ERP System Design:
Tearing down information silos

 

The Brief

The client internally developed an ERP system to manage the workflow of its global network of kitchens, or units. The system had become antiquated and some units had adopted third party systems to accommodate their workflow rather than operate entirely within the client’s internal solution. 

They had the need to standardize these units under a single, more flexible ERP system that could be catered to the unique workflows of its units while remaining centralized.

The Research

Approaching an ERP system from a research side poised an interesting problem in and of itself. With such a massive amount of functionality to work through, I used small, targeted user sessions were performed to collect requirements and build up the user stories and personas required to approach this from a user's perspective. These sessions took place throughout the duration of the project as we took on new areas of functionality. One section in particular that provided an excellent opportunity to demonstrate the value of a user-centered experience was their vendor interface. In the existing interface, the vendor module showed sporadic information on its surface. Recursive menus hid valuable information related to the vendor and it was difficult for a user to see any open orders that the company had with that vendor. 

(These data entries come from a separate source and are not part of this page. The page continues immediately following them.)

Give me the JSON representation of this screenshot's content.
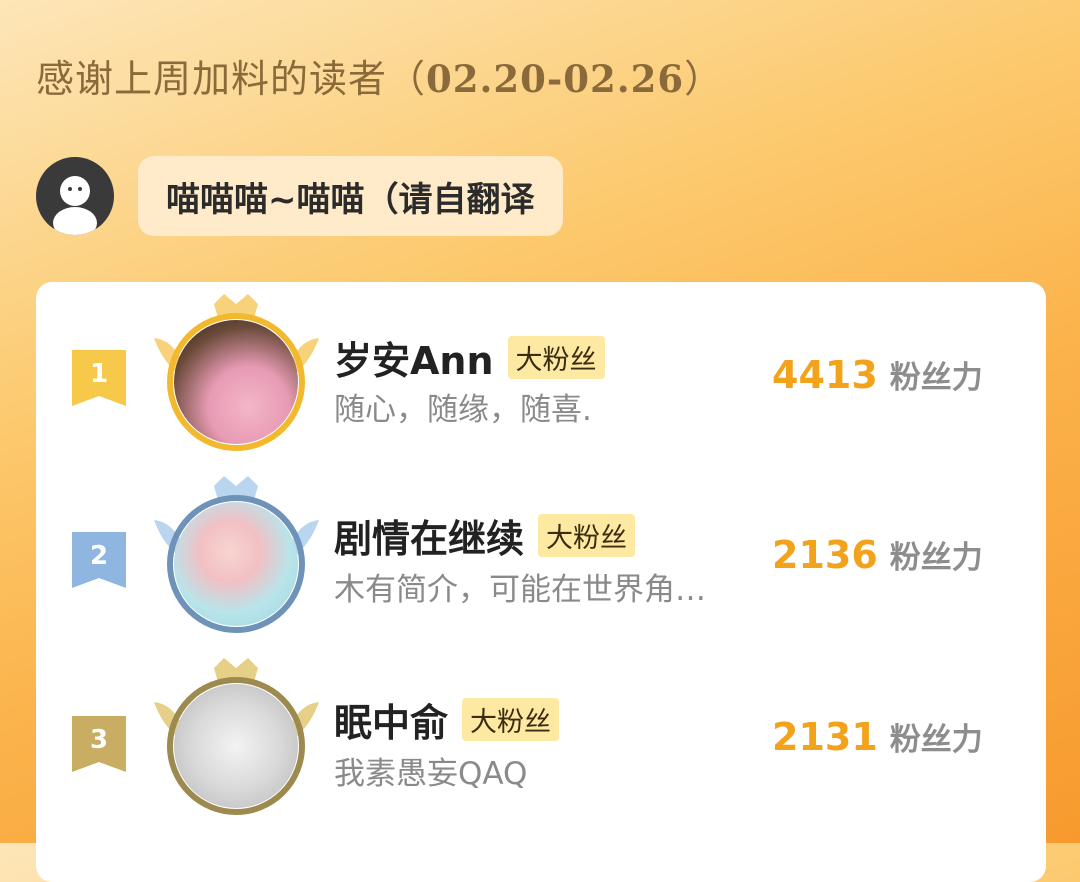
{
  "header": {
    "title_prefix": "感谢上周加料的读者（",
    "date_range": "02.20-02.26",
    "title_suffix": "）"
  },
  "author_message": {
    "avatar_icon": "ghost-avatar-icon",
    "text": "喵喵喵~喵喵（请自翻译"
  },
  "leaderboard": {
    "unit_label": "粉丝力",
    "entries": [
      {
        "rank": "1",
        "name": "岁安Ann",
        "tag": "大粉丝",
        "bio": "随心，随缘，随喜.",
        "score": "4413",
        "badge_color": "#f6c94a",
        "wing_color": "#f7d27a"
      },
      {
        "rank": "2",
        "name": "剧情在继续",
        "tag": "大粉丝",
        "bio": "木有简介，可能在世界角…",
        "score": "2136",
        "badge_color": "#8fb6e0",
        "wing_color": "#b9d5f0"
      },
      {
        "rank": "3",
        "name": "眠中俞",
        "tag": "大粉丝",
        "bio": "我素愚妄QAQ",
        "score": "2131",
        "badge_color": "#c8ad63",
        "wing_color": "#e6cf86"
      }
    ]
  }
}
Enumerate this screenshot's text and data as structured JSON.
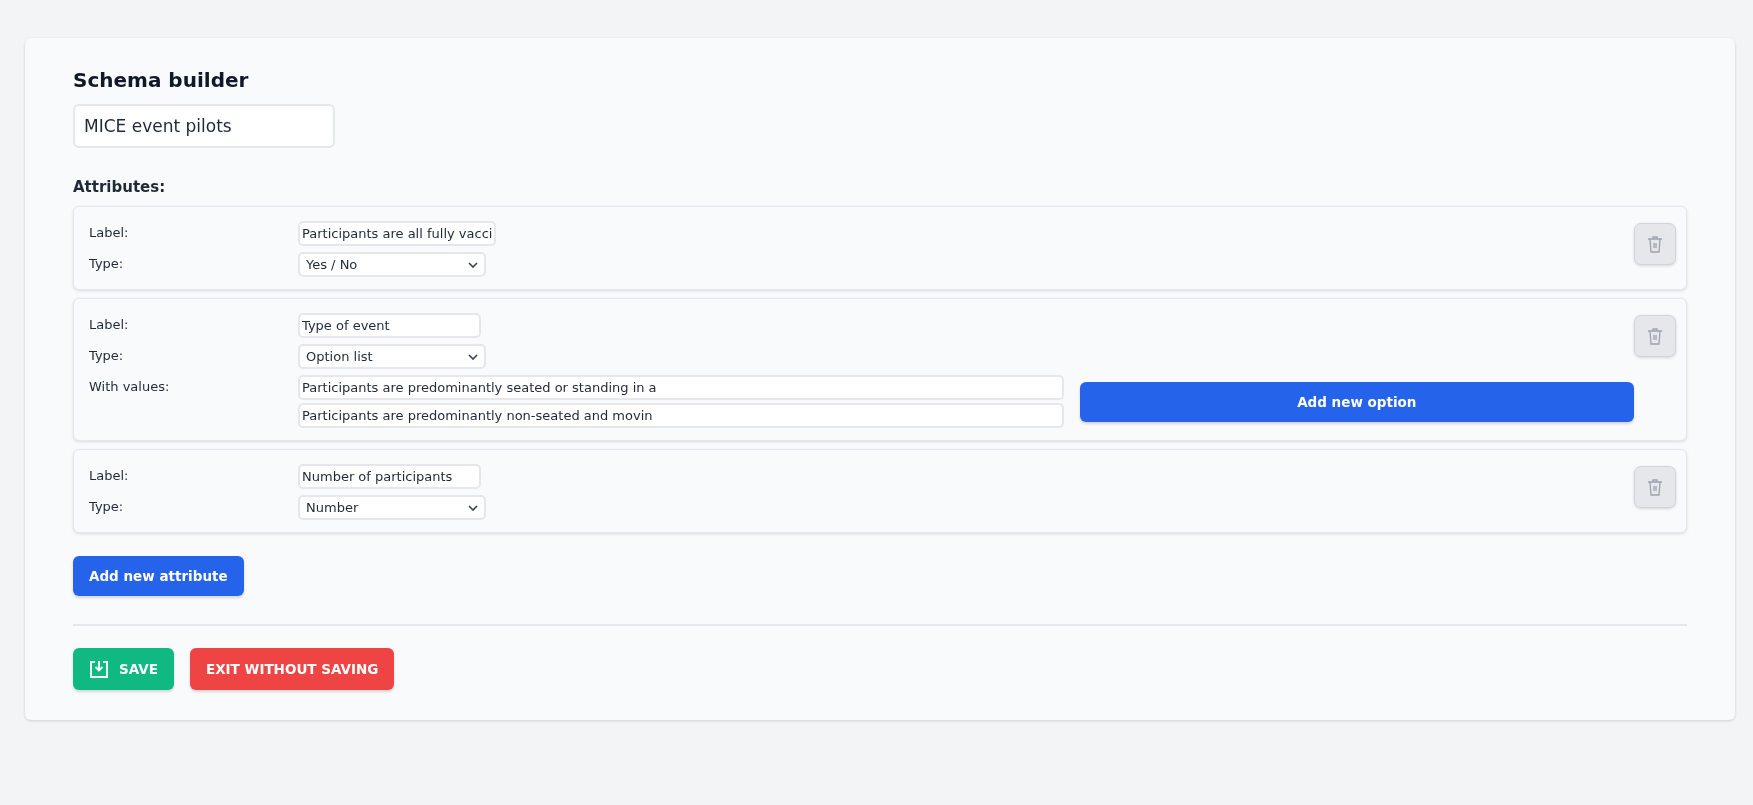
{
  "title": "Schema builder",
  "schema_name": {
    "value": "MICE event pilots"
  },
  "attributes_heading": "Attributes:",
  "attributes": [
    {
      "label_caption": "Label:",
      "label_value": "Participants are all fully vacci",
      "type_caption": "Type:",
      "type_value": "Yes / No"
    },
    {
      "label_caption": "Label:",
      "label_value": "Type of event",
      "type_caption": "Type:",
      "type_value": "Option list",
      "values_caption": "With values:",
      "values": [
        "Participants are predominantly seated or standing in a",
        "Participants are predominantly non-seated and movin"
      ],
      "add_option": "Add new option"
    },
    {
      "label_caption": "Label:",
      "label_value": "Number of participants",
      "type_caption": "Type:",
      "type_value": "Number"
    }
  ],
  "add_attribute": "Add new attribute",
  "actions": [
    {
      "kind": "save",
      "label": "SAVE"
    },
    {
      "kind": "exit",
      "label": "EXIT WITHOUT SAVING"
    }
  ]
}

A dated layout gave little indication to user as to the vital details of the vendor they were currently viewing.

A dated layout gave little indication to user as to the vital details of the vendor they were currently viewing.

Recursive menus hid extremely valuable information, namely connected products and vendor incidents. 

Recursive menus hid extremely valuable information, namely connected products and vendor incidents. 

An immediate need was to do a complete valuation of the elements within the section. Card sorting exercises with users who spent a large portion of time within this section helped gather valuable information and led to insights where the interface could be drastically improved upon. With a considerable amount of overlap between users who are involved with editing/viewing vendor information and those who are involved with purchasing, I saw a large amount of users who would flip between these two modules while performing their daily tasks.

The Execution

Recognizing that a dashboard for the vendor page would save these users valuable time in their search for vendor related details, I used the data collected in the research phase to learn what details the users are searching for within a typical session. The users wanted to know what products are connected to the vendor, what orders they have through them and the order details, and any incidents related to previous orders with the vendor. These details would then allow the user to quickly jump from the vendor to the related details should they wish.

Though a dashboard was not a client-defined requirement for this section, the opportunity called for a solution that spanned multiple information silos and collected them in a single page where the user can can quickly access them and move on to their next task.


The Result

In our user sessions revealing the updated vendor module, users were extremely excited in the ease of use of the updated interface. Frequent users reported a time-savings upwards of 20% throughout the time spent within this section. Further review sessions showed users frequently referencing all portions of the dashboard in their daily tasks. The dashboard exercise occurred toward the beginning of the project and established a precedent of approaching each new area of functionality with a fresh way of thinking.